While tours operate from April to September in that region, please check the fixed day tours, and itinerary for details on dates. The Tibet plateau is a dry region and rain/precipitation is very little so any month between May-September is good except for August when you can expect heavy rainfall in Tibet. Weather wise although May and September will be colder. However, June-Sep, is the rainy season in Nepal and on the road to the border, landslides do take place and might require a 5-6 km walk on extreme cases. Weather in Tibet is very uncertain.
• What is the layout of the campsites?
Campsites have excellent locations usually next to a clean water source. Sleeping tents are laid out next to each other. The dining tent (with table & chairs) and the kitchen tent are near the water source. The toilet tents are at an extreme end of the campsite. The toilets have dug-pit loos. High altitude sleeping bags and carry mats which can withstand very low temperatures are provided.
• Some useful tips :
Try and make friends with the Tibetan guide and driver. They may appear stand-offish initially but are warm and simple people.
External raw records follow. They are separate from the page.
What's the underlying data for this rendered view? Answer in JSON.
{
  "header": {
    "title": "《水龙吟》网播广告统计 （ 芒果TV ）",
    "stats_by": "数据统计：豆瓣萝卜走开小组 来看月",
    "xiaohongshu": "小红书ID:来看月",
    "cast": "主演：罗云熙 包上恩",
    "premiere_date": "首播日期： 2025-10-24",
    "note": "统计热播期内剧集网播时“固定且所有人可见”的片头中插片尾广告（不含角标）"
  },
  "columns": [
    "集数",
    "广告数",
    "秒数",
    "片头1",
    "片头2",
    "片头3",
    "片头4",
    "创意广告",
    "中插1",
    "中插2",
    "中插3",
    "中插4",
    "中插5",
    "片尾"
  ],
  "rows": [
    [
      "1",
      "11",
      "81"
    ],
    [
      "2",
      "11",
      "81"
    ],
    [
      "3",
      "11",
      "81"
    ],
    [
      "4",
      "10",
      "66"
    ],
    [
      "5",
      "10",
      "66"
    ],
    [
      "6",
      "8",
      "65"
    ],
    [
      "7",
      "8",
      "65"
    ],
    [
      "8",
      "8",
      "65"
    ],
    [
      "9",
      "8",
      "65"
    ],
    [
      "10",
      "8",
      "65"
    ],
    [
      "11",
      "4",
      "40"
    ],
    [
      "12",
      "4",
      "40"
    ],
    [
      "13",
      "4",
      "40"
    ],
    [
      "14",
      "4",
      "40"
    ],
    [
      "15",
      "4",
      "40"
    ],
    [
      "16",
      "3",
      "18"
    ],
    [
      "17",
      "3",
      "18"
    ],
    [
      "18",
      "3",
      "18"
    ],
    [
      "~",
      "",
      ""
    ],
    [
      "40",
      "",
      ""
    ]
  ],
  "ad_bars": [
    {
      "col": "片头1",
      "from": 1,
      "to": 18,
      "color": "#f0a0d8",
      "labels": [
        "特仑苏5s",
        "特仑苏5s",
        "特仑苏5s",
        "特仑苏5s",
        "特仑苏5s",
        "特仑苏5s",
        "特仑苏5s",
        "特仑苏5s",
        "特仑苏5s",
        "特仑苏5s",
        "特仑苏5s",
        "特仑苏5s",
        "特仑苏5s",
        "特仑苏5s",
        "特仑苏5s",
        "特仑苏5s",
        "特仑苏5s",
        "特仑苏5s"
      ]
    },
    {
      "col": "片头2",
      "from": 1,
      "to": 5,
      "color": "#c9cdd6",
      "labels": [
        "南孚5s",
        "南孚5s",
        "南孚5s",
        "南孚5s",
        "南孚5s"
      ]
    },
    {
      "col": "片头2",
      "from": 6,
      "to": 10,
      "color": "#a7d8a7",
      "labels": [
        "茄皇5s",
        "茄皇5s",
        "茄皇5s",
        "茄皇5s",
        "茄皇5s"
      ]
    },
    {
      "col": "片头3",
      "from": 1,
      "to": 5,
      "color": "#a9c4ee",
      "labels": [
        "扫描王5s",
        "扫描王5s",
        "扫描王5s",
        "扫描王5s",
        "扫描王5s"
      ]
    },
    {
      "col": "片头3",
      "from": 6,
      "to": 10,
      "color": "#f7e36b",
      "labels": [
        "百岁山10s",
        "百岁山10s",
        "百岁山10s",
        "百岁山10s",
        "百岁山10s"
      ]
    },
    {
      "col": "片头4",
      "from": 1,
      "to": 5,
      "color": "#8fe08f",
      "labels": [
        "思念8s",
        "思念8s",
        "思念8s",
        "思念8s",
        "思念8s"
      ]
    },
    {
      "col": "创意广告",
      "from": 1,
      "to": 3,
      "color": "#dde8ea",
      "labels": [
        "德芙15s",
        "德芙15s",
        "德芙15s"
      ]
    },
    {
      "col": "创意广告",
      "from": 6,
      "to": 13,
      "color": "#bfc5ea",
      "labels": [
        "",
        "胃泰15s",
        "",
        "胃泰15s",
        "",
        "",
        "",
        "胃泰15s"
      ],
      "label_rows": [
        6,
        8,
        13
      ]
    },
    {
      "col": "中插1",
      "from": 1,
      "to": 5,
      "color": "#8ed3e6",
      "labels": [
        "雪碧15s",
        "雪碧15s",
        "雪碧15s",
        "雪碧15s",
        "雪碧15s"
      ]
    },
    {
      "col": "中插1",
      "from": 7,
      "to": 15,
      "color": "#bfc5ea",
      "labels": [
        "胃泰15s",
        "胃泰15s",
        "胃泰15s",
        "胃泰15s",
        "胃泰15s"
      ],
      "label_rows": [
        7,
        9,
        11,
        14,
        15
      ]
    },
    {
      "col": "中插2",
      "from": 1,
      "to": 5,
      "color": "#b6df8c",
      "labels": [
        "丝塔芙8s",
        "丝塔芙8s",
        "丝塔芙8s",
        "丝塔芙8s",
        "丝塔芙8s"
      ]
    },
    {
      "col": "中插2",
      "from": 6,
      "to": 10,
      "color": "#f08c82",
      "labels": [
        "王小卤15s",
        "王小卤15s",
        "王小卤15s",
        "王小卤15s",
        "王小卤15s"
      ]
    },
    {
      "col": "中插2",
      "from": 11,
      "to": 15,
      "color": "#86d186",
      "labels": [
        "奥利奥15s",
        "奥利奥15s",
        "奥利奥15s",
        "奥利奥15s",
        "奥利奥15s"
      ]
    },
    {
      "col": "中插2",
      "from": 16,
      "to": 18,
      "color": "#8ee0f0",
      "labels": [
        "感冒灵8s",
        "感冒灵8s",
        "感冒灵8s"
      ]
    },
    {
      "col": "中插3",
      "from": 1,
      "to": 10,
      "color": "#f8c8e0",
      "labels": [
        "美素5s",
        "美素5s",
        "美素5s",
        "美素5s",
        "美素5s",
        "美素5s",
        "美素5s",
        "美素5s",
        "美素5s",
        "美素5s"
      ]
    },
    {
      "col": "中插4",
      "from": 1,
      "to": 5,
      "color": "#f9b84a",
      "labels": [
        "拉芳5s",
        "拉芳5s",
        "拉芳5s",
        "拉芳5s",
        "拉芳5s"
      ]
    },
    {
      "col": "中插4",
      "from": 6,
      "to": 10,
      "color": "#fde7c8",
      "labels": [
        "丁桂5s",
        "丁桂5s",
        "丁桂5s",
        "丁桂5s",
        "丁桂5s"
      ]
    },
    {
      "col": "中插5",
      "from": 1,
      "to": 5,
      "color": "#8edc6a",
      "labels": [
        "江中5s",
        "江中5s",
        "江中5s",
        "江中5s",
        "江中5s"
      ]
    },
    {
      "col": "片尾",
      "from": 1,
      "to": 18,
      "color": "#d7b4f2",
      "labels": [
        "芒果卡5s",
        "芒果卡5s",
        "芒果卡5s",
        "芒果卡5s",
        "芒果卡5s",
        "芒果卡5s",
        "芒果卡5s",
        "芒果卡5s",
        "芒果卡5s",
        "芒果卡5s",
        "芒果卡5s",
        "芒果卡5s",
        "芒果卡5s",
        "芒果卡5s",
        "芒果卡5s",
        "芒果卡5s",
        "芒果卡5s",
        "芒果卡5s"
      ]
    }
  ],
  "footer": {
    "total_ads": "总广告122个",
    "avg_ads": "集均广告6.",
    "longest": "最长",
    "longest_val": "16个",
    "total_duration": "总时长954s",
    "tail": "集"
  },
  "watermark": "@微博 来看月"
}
Small gifts like Hindi movie cassettes, dark glasses, a cap/hat etc. go a long way in overcoming language problems and establishing rapport.
The first two to three days are particularly tough as you get used to the rigours of the journey and acclimatise to the sudden change of altitude. This can cause breathlessness, lethargy, drowsiness, nausea, lack of appetite, sleeplessness, headache, irritation, anger, lack of judgement. Drink plenty of water (4-5 litres a day), remain calm and quiet, avoid petty arguments, rest as much as possible, eat properly at mealtimes. Talk to the helpful and caring staff and inform them of any difficulties.
If you are not allergic to sulpha drugs (please consult your physician), take one tablet of Diamox at Kathmandu the night before leaving for Tibet as well as on the 2nd and 3rd nights, or even longer. Alternatively, take half tablet in the morning and half in the evening. Now a days, we do have non-sulphar drugs available by Ranbaxy. Oxygen cylinders and Gamow bags are carried for anyone having major problems.
If you can’t do the parikrama, say so. Don’t take the altitude lightly. Many people understand at Darchen that the parikrama cannot be done by them and decide accordingly. We will make alternate arrangements for you to stay back at Darchen (at extra cost payable directly to the lodge, approx Rs.2,500).